In this April 22, 2020, file photo, pallbearers, who were among only 10 allowed mourners, walk the casket for internment at the funeral for Larry Hammond, who died from the coronavirus, at Mount Olivet Cemetery in New Orleans. Hammond was Mardi Gras royalty, and would have had hundreds of people marching behind his casket in second-line parades. (AP Photo/Gerald Herbert, File)

In this Jan. 9, 2021, file photo, Chaplain Kristin Michealsen holds the hand of a deceased COVID-19 patient while talking on the phone with the patient's family member at Providence Holy Cross Medical Center in the Mission Hills section of Los Angeles. "I have never seen this much of death and suffering," said Michealsen, who has been a chaplain for 13 years. "I often tell families that I'm holding their loved one's hand when they can't and that I am with them when they are dying when they can't be." (AP Photo/Jae C. Hong, File)

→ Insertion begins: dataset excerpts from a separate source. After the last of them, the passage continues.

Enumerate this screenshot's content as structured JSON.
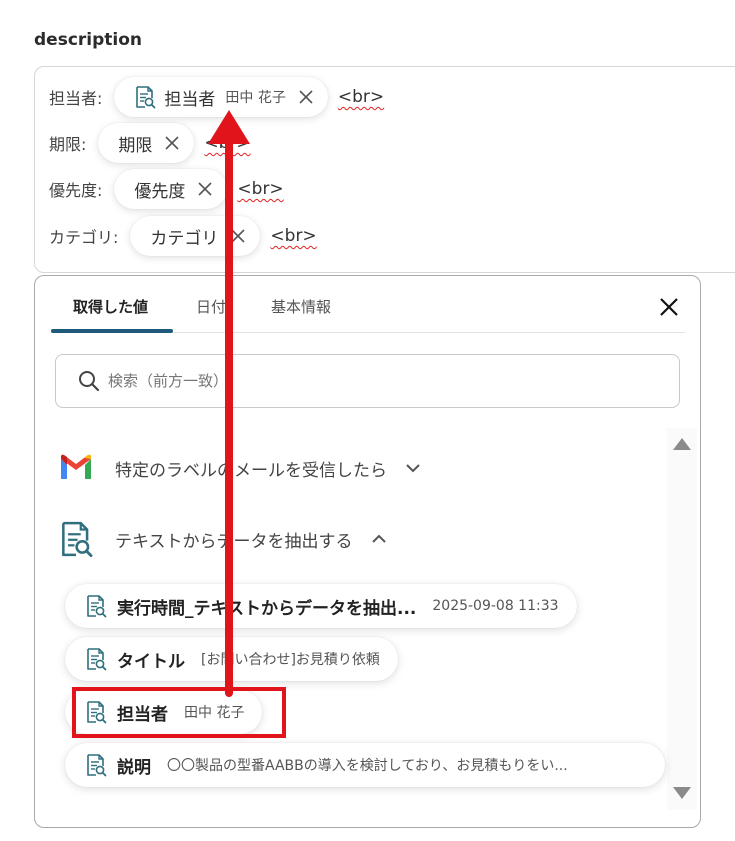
{
  "section_title": "description",
  "description": {
    "rows": [
      {
        "label": "担当者:",
        "chip_name": "担当者",
        "chip_value": "田中 花子",
        "tag": "<br>"
      },
      {
        "label": "期限:",
        "chip_name": "期限",
        "tag": "<br>"
      },
      {
        "label": "優先度:",
        "chip_name": "優先度",
        "tag": "<br>"
      },
      {
        "label": "カテゴリ:",
        "chip_name": "カテゴリ",
        "tag": "<br>"
      }
    ]
  },
  "popup": {
    "tabs": [
      "取得した値",
      "日付",
      "基本情報"
    ],
    "search_placeholder": "検索（前方一致）",
    "groups": [
      {
        "label": "特定のラベルのメールを受信したら",
        "icon": "gmail-icon",
        "expanded": false
      },
      {
        "label": "テキストからデータを抽出する",
        "icon": "document-search-icon",
        "expanded": true
      }
    ],
    "items": [
      {
        "name": "実行時間_テキストからデータを抽出...",
        "value": "2025-09-08 11:33"
      },
      {
        "name": "タイトル",
        "value": "[お問い合わせ]お見積り依頼"
      },
      {
        "name": "担当者",
        "value": "田中 花子"
      },
      {
        "name": "説明",
        "value": "〇〇製品の型番AABBの導入を検討しており、お見積もりをい..."
      }
    ]
  },
  "colors": {
    "accent": "#1f5a7a",
    "annotation_red": "#e0141a",
    "icon_teal": "#2f6f7e"
  }
}
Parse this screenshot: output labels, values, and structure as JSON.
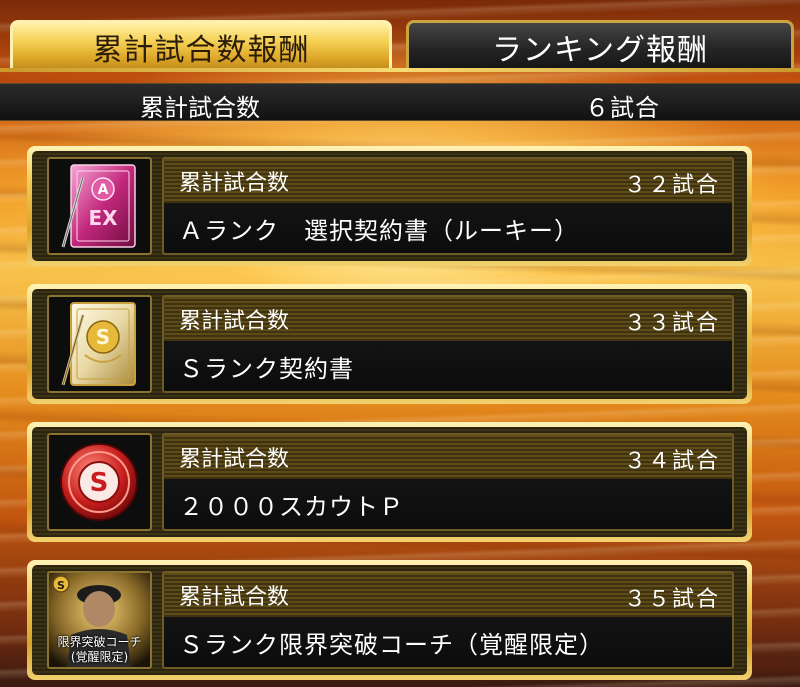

Cindy Pollock poses for a portrait in Boise, Idaho, on Wednesday, Feb. 10, 2021. When Pollock began planting the tiny flags across her yard, one for each of the more than 1,800 Idahoans killed by COVID-19, the toll was mostly a number. Until two women she had never met rang her doorbell in tears, seeking a place to mourn the husband and father they had just lost. (AP Photo/Otto Kitsinger)

For weeks after Cindy Pollock began planting tiny flags across her yard — one for each of the more than 1,800 Idahoans killed by COVID-19 — the toll was mostly a number. Until two women she had never met rang her doorbell in tears, seeking a place to mourn the husband and father they had just lost.